2019年6月上旬採集。全長約3cm。ミミズハゼの一種の幼魚と思われる
2017年4月中旬採集。全長約6cm。この個体は鮮やかな黄色い体色をしていた
2020年5月中旬採集。全長約6.5cm。河口の小さな潮溜まりの中にいた。興奮のためか体全体がが黄色っぽくなっている。目盛りは5mm
真上から見るとこんな感じ
上の写真の個体を自宅水槽で飼育してみた。落ち着くと体色が黄色から灰白色に変化した
目は小さい。口の形が面白い。よく見ると下アゴ部分にに弓状の筋が数本見られる

採集する

(写真:2019年1月下旬撮影。全長約5cm。1つの石の下に3匹のイソミミズハゼが隠れていた)

採集は単純で、三番瀬や河口で潮が引いた時に石をひっくり返せばすぐに見つかる。体がヌルヌルしていて掴みにくいので、水槽用の小さな網などがあると捕まえ易い。

飼育する

(写真:2020年5月中旬採集。全長約6.5cm。自宅水槽にて。頭頂部が凹んでいるのがわかる)

三番瀬水槽では過去に数回飼育したことがあるが、水槽に入れてもすぐに石の下などに隠れてしまって滅多に出てこない。そのため飼育実態はよく把握できていない。数ヶ月~1年ほどは生存していたので、他の生物が食べ残したエサや水槽内に生えた藻類などを食べていたのかなと想像している。

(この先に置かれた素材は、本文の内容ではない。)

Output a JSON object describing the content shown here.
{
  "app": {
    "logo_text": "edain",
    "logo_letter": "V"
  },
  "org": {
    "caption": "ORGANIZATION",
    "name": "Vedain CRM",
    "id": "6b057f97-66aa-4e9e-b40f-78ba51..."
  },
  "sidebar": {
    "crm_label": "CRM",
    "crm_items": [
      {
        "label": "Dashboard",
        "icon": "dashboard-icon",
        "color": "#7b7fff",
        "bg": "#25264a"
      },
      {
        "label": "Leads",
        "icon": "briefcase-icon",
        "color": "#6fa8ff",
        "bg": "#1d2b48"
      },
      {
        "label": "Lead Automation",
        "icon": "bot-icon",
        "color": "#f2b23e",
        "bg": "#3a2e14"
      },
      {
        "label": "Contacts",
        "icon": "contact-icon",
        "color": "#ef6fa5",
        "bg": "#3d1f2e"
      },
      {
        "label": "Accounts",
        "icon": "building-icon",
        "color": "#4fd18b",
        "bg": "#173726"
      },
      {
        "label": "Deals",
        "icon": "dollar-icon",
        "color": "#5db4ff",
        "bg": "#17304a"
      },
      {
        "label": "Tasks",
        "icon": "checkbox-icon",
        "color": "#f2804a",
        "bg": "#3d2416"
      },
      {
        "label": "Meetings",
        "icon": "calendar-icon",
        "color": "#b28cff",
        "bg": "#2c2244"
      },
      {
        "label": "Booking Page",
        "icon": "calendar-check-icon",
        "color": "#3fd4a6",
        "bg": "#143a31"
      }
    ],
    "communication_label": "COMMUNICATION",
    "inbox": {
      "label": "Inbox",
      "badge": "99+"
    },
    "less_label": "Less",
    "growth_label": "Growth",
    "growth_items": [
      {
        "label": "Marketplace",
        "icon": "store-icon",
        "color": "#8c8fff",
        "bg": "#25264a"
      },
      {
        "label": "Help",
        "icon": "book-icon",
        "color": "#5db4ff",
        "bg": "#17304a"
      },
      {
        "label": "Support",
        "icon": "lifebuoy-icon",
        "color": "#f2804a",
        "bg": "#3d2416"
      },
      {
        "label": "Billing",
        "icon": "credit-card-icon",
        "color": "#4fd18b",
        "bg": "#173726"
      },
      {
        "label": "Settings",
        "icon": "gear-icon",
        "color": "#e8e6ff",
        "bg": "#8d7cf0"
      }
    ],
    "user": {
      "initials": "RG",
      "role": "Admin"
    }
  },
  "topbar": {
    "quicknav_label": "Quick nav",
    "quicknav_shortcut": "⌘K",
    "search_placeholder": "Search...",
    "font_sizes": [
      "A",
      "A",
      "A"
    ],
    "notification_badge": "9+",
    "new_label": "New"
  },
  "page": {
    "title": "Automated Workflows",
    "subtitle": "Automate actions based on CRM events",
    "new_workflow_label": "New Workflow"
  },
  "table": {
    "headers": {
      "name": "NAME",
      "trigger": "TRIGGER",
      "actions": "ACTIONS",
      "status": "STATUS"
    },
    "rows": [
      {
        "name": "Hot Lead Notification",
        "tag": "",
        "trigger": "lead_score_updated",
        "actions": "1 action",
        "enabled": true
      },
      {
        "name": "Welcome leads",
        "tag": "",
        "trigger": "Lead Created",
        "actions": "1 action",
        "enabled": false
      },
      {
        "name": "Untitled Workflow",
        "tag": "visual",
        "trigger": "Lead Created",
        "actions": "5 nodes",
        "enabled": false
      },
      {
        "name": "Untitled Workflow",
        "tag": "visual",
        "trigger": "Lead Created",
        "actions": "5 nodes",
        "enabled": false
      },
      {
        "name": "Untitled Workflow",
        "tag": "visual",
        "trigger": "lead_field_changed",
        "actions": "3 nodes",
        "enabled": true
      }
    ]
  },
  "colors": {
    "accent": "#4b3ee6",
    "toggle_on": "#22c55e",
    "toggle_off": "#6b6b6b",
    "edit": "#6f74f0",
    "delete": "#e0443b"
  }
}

(追記)2020年5月中旬に写真の個体を採集できたので、自宅水槽で飼ってみた。水温23℃、比重1.024の環境で問題はないようだ。予想通り、基本的には石や構造物の下に隠れていることがほとんど(海底と体が接している場所が落ち着くようだ)。始めは隔離水槽に入れたが、隠れる場所がなかったり隔離水槽の底面が透けていると落ち着かないようで、そこから逃げ出そうと激しく泳ぐ(実際逃げ出した)。

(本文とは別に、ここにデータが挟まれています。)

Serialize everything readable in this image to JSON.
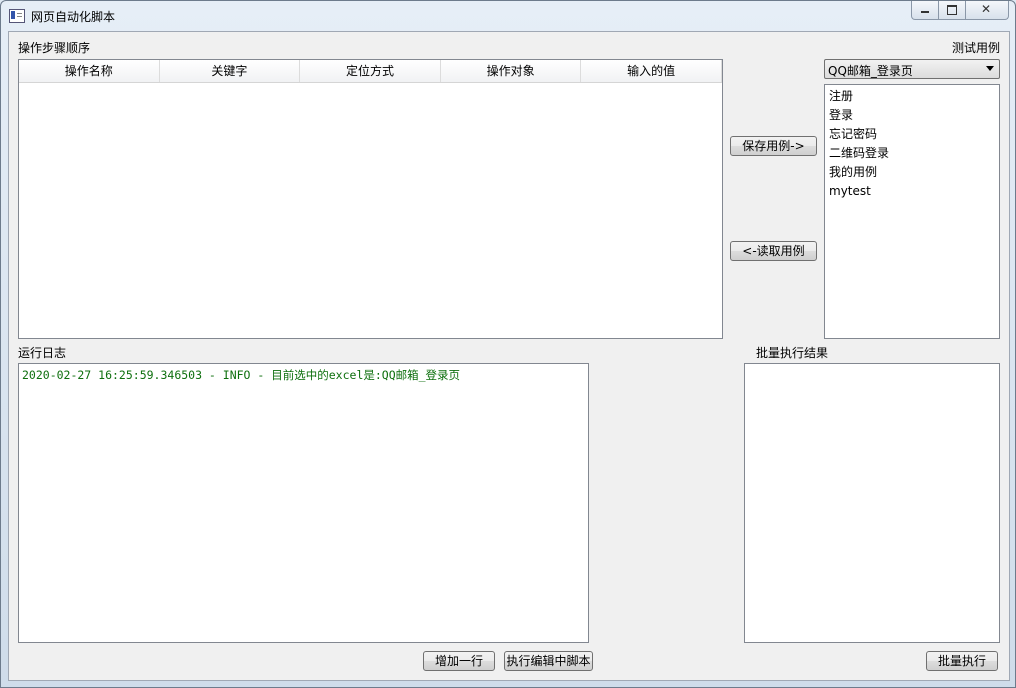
{
  "window": {
    "title": "网页自动化脚本"
  },
  "steps_section": {
    "label": "操作步骤顺序",
    "columns": [
      "操作名称",
      "关键字",
      "定位方式",
      "操作对象",
      "输入的值"
    ]
  },
  "cases_section": {
    "label": "测试用例",
    "selected_excel": "QQ邮箱_登录页",
    "items": [
      "注册",
      "登录",
      "忘记密码",
      "二维码登录",
      "我的用例",
      "mytest"
    ]
  },
  "buttons": {
    "save_case": "保存用例->",
    "read_case": "<-读取用例",
    "add_row": "增加一行",
    "run_script": "执行编辑中脚本",
    "batch_run": "批量执行"
  },
  "log_section": {
    "label": "运行日志",
    "lines": [
      "2020-02-27 16:25:59.346503 - INFO - 目前选中的excel是:QQ邮箱_登录页"
    ],
    "text_color": "#0d6f0d"
  },
  "batch_section": {
    "label": "批量执行结果"
  }
}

これらの特徴から当初はデリケートな魚なのかな?と思ったが、何と採集した翌日からエサ(ゴカイのミンチ、冷凍ブラインシュリンプ、クリル)をバクバク食い始めた。ただ食うだけなら問題ないのだが、エサをつまんだピンセットを執拗に追いかけ何度もつつく上、他の生物のエサを奪ったりもする。先に入居していた、「マコガレイの幼魚」やエビ類、「ユビナガホンヤドカリ」は非常に迷惑そうだった。以上の特徴はたまたま私が採集した個体だけなのかもしれないが、イソミミズハゼの印象がガラッと変わった出来事だった。